Pests
Kathy felt the movement more than she saw it; a flash caught with the corner of her eye. Gone by the time she turned her head.
She laughed with the tiniest flicker of unease. It had been a long time since she'd been this alone, and she was still learning the sound of the old house settling. Or how the overgrown bush out front threw shadows at the wall. That must be it. A shadow.
Besides, she was tired. Kathy had spent the day scraping wallpaper off the dining room walls. Some garish orange and pink floral with the mustard tinge of the former owner's cigarette habit. But she was lucky. Old houses had their issues, but this place had solid bones. Besides, she didn't mind a bit of eclectic charm. She even planned on leaving the wallpaper up in a few spots. A nod to the house's past lives amidst the renewal for her and the house both.
Dinner arrived in greasy takeout boxes, so Kathy went to wash the grime off her hands. She didn't want to think about the contact high of wallpaper glue and nicotine she must be getting. Tomorrow she'd buy some gloves...
The sound of skittering just overhead.
Probably a mouse, she thought. Or maybe I'm hallucinating. She'd call pest control in the morning. Just in case.
Kathy settled on the dining room floor, enjoying the pleasant ache of a full day's work in her muscles. She leaned against a stack of boxes and sipped a beer. Her contentedness dulled slightly by a growing anxiety.
Then she heard it again, like the patter of rain. Kathy stood, trying to gauge where the noise was coming from. It's just a mouse. Just a mouse. An unpersuasive mantra as she tried to stay calm. Just a mouse.

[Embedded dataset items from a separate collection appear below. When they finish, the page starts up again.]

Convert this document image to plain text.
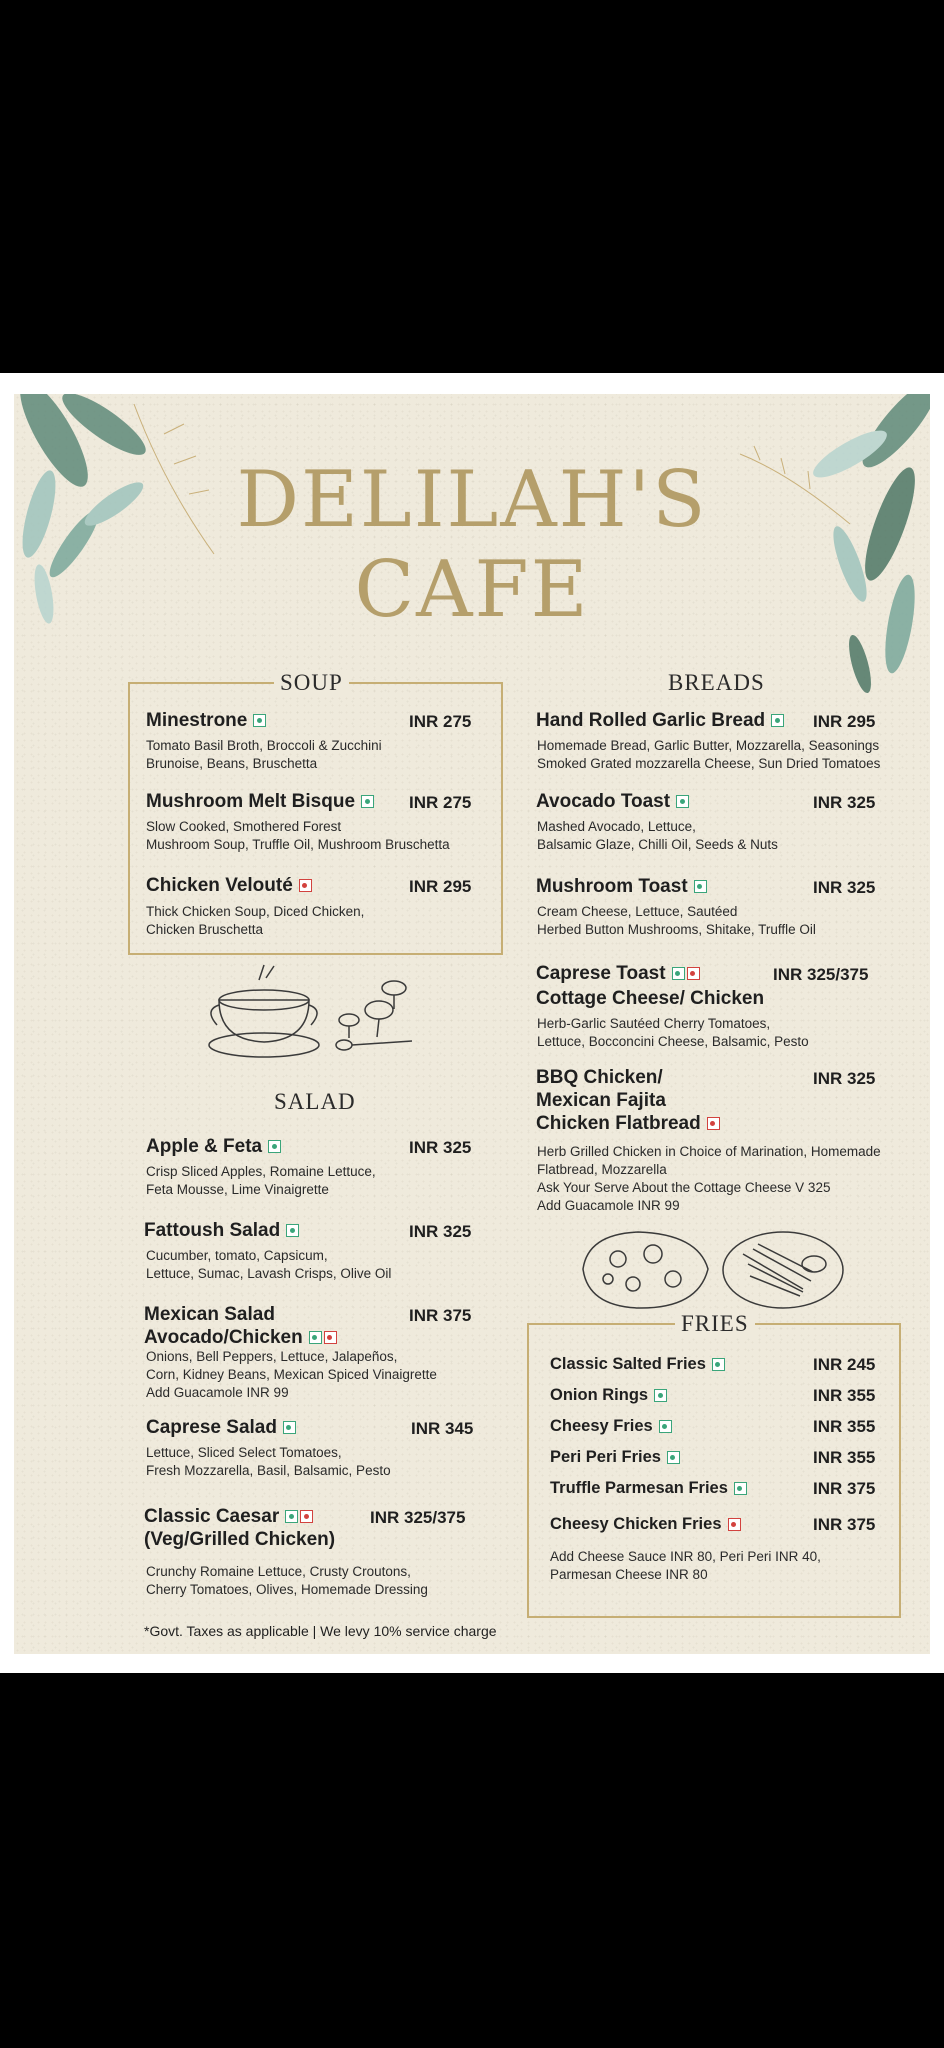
DELILAH'S
CAFE
SOUP
Minestrone	INR 275
Tomato Basil Broth, Broccoli & Zucchini
Brunoise, Beans, Bruschetta
Mushroom Melt Bisque	INR 275
Slow Cooked, Smothered Forest
Mushroom Soup, Truffle Oil, Mushroom Bruschetta
Chicken Velouté	INR 295
Thick Chicken Soup, Diced Chicken,
Chicken Bruschetta
SALAD
Apple & Feta	INR 325
Crisp Sliced Apples, Romaine Lettuce,
Feta Mousse, Lime Vinaigrette
Fattoush Salad	INR 325
Cucumber, tomato, Capsicum,
Lettuce, Sumac, Lavash Crisps, Olive Oil
Mexican Salad
Avocado/Chicken
INR 375
Onions, Bell Peppers, Lettuce, Jalapeños,
Corn, Kidney Beans, Mexican Spiced Vinaigrette
Add Guacamole INR 99
Caprese Salad	INR 345
Lettuce, Sliced Select Tomatoes,
Fresh Mozzarella, Basil, Balsamic, Pesto
Classic Caesar
(Veg/Grilled Chicken)
INR 325/375
Crunchy Romaine Lettuce, Crusty Croutons,
Cherry Tomatoes, Olives, Homemade Dressing
BREADS
Hand Rolled Garlic Bread	INR 295
Homemade Bread, Garlic Butter, Mozzarella, Seasonings
Smoked Grated mozzarella Cheese, Sun Dried Tomatoes
Avocado Toast	INR 325
Mashed Avocado, Lettuce,
Balsamic Glaze, Chilli Oil, Seeds & Nuts
Mushroom Toast	INR 325
Cream Cheese, Lettuce, Sautéed
Herbed Button Mushrooms, Shitake, Truffle Oil
Caprese Toast
Cottage Cheese/ Chicken
INR 325/375
Herb-Garlic Sautéed Cherry Tomatoes,
Lettuce, Bocconcini Cheese, Balsamic, Pesto
BBQ Chicken/
Mexican Fajita
Chicken Flatbread
INR 325
Herb Grilled Chicken in Choice of Marination, Homemade
Flatbread, Mozzarella
Ask Your Serve About the Cottage Cheese V 325
Add Guacamole INR 99
FRIES
Classic Salted Fries	INR 245
Onion Rings	INR 355
Cheesy Fries	INR 355
Peri Peri Fries	INR 355
Truffle Parmesan Fries	INR 375
Cheesy Chicken Fries	INR 375
Add Cheese Sauce INR 80, Peri Peri INR 40,
Parmesan Cheese INR 80
*Govt. Taxes as applicable | We levy 10% service charge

The glass chandelier smashed onto the dining room floor with a furious cacophony. Shards of glass exploded across the room, extinguishing the light with it. Kathy flinched away, feeling a hundred pieces of glass graze her skin. She turned to survey the damage, but movement drew her eyes upward.
A seething darkness writhed where the chandelier once hung. It licked across the plaster towards the walls. Kathy stepped toward the kitchen, kicking over her beer with a clink. For a moment, everything seemed to freeze. Then Kathy watched as drops of the darkness began to fall. They caught themselves in the air, roiling towards her.
Wasps. Thousands, millions of them pouring out of the ceiling.
Kathy screamed. She felt the first sting like a knife to a balloon. Fear, pain, and panic ruled her in that moment. She scratched at her face, her arms, her legs, trying desperately to free herself from the swarm. But they kept coming. The whole room vibrated with wings. Kathy cried out one last time as the wasps filled her mouth.
And then silence. The wasps retreated up the walls, back to their attic nest. The house settled once again into a peaceful slumber.